Is there a slide deck or transcript of this? I don’t watch videos this way.
I’m still reading the machine generated transcript of the video. But to keep it short:
The author was messing with ISBNs (international standard book numbers), and noticed invalid ones fell into three categories.
- Typos and similar.
- Publishers assigning an invalid ISBN to the book, because they didn’t get how ISBNs work.
- References "hallucinated"¹ by ChatGPT, that do not match any actual ISBN.
He then uses this to highlight that Wikipedia is already infested by bullshit from large “language” models², and this creates a bunch of vicious cycles that go against the spirit of Wikipedia of reliability, factuality, etc.
Then, if I got this right, he lays out four hypotheses (“theories”) on why people do this³:
- People who ignore the limitations of those models
- People seeking external help to contribute with Wikipedia
- People using chatbots to circumvent frustrating parts of doing something
- People with an agenda.
Notes (all from my/Lvxferre’s part; none of those is said by the author himself)
- “Hallucination”: misleading label used to refer to output that has been generated the exact same way as the rest of the output, but when interpreted by humans it leads to bullshit.

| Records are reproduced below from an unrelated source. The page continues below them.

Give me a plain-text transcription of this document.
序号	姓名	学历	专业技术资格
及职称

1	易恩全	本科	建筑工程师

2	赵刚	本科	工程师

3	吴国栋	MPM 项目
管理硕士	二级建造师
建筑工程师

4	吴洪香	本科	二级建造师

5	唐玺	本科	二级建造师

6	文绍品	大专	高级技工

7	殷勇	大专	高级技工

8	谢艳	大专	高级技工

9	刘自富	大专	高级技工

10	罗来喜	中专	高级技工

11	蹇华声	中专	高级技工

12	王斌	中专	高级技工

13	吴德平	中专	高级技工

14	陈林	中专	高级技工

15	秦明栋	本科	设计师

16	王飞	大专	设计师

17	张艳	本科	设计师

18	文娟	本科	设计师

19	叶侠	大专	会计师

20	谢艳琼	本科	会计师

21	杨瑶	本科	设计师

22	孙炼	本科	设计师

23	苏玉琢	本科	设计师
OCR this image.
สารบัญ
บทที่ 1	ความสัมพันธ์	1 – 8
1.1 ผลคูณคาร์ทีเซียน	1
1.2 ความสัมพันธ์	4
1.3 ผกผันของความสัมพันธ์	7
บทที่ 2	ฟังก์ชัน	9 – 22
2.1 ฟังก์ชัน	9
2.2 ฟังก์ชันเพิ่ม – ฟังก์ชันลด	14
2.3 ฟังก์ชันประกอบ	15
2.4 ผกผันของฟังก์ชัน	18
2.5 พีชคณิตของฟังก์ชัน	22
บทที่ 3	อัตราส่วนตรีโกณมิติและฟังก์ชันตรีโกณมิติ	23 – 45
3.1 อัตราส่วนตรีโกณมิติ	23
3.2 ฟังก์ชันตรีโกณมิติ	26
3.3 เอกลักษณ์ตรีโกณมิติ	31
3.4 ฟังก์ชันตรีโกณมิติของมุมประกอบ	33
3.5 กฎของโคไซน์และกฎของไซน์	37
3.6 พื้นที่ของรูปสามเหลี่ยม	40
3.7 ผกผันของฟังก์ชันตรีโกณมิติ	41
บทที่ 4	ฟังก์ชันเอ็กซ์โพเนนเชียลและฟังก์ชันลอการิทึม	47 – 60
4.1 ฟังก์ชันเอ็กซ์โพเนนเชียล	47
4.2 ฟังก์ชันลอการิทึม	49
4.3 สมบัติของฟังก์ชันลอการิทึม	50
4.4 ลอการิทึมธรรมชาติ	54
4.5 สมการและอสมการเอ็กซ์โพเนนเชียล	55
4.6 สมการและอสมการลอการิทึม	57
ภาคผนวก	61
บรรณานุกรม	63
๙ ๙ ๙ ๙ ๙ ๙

- I have a rant about calling those models “language” models, but to keep it short: I think “large token models” would be more accurate.
- In my opinion, the author is going the wrong way here. Disregard intentions, focus on effect — don’t assume good faith, don’t assume any faith at all. Instead focus on the user behaviour; if they violate Wikipedia policies once warn them, if they keep doing it remove them as dead weight fighting against the spirit of the project.